Les 16 et 17 août de la même année, Desjardins entre à la Chapelle historique du Bon-Pasteur de Montréal pour y enregistrer les premières notes de Tu m'aimes-tu, non sans avoir eu à passer un certain examen au préalable. « Le problème qu'il y avait, se rappelle l'artiste, c'est que la Chapelle du Bon-Pasteur ne faisait que du classique. Le directeur, c'était un gars qui était classique. L'idée, c'était d'essayer de l'amadouer.

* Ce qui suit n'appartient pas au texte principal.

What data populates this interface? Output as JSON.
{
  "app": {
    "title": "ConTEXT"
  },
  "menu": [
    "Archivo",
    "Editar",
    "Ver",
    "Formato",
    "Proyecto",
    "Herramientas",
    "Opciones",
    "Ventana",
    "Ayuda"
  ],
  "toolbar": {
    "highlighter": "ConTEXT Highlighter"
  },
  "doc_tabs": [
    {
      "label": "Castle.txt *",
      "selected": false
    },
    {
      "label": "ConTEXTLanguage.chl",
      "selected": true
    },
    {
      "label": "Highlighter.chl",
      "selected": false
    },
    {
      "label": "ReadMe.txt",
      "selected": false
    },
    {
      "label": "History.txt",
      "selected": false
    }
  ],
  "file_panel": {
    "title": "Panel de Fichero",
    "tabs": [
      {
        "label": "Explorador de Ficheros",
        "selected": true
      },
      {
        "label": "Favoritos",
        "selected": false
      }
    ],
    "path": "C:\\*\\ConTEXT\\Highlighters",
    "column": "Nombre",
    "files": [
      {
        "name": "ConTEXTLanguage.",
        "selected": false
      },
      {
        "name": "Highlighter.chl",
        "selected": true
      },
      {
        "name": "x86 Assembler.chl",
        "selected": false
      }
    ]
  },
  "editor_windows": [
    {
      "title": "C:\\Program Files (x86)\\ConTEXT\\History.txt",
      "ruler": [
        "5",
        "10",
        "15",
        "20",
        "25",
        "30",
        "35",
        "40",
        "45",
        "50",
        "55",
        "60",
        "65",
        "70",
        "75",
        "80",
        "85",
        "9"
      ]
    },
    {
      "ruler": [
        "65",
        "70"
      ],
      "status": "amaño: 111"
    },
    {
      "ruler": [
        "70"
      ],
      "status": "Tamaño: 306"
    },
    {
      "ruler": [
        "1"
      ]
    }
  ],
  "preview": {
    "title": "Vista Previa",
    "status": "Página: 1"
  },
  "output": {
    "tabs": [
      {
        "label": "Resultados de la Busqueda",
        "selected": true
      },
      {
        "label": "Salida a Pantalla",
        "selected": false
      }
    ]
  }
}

On a réussi à avoir un rendez-vous avec lui. [...] J'avais appris des choses de Bach et de Mozart que j'avais étudiées il y a longtemps. Je les avais bien pratiquées. Quand je suis arrivé sur le piano Fazioli, je les lui ai jouées. Il a dit : « Ah! Vous faites aussi de la musique classique? » J'ai dit : « Oui, mais pas sur l'album! » Alors j'ai commencé à lui jouer les tounes de Tu m'aimes-tu les mieux arrangées peut-être du point de vue du piano, L'homme canon et tout ça. Il m'a dit : « OK, ça marche. »

La salle de la Chapelle historique du Bon-Pasteur, mais, surtout, les sonorités onctueuses de son piano Fazioli ont insufflé à cette prise de son une âme sans pareille. « Je suis sorti avec une prise de son écœurante de piano. On a enregistré piano et voix. On n'était pas capable de séparer les pistes à cette époque-là. C'était quelque chose. Il fallait se concentrer pas mal », souligne Desjardins.

Malgré la qualité évidente du produit, l'enregistrement ne soulève l'intérêt d'aucun producteur.

Richard Desjardins était prêt à distribuer lui-même l'album dans 15 magasins au Québec. Comme ça avait été le cas pour Les derniers humains, le sociofinancement lui a permis de faire imprimer son disque. À la dernière minute, l'étiquette Justin Time records vient sauver les meubles en mettant son distributeur dans le coup. « Une chance qu'il y avait un distributeur parce que je n'aurais pas été capable de fournir », admet-il. Et avec raison. Plus de 150 000 exemplaires de Tu m'aimes-tu s'écouleront au cours des années suivantes.

Une recrue de 42 ans

L'album est lancé à Rouyn-Noranda le 9 octobre 1990, puis à Montréal le 15 octobre.

« Je me souviens du lancement à Montréal parce que la majorité des 400 personnes qui avaient préacheté l'album étaient là. Au Café Campus, sur Queen Mary à l'époque, pas loin de l'Université de Montréal. Un après-midi, je me souviens, un jour d'automne, il faisait beau. Tout le monde est venu : 400 personnes. Et je me souviens de les avoir nommées l'une après l'autre », se rappelle-t-il avec émotion.

Tu m'aimes-tu lui vaudra trois trophées Félix au Gala de l'ADISQ de 1991, dont ceux de l'auteur-compositeur et de l'album populaire de l'année. En 1992, il remportera le prestigieux prix de la chanson française Québec-Wallonie-Bruxelles.

En plus de ces distinctions, les chansons de Tu m'aimes-tu se sont intégrées rapidement à la culture populaire québécoise. ...et j'ai couché dans mon char rappelle ses racines abitibiennes, Le bon gars décroche des sourires avec son humour sans détour, Quand j'aime une fois j'aime pour toujours vient toucher le public, et la chanson titre de l'album, Tu m'aimes-tu, avec son histoire d'amour racontée du point de vue masculin, transcende chanson et poésie.

Desjardins est affirmatif. Il y a eu un avant et un après Tu m'aimes-tu dans sa carrière.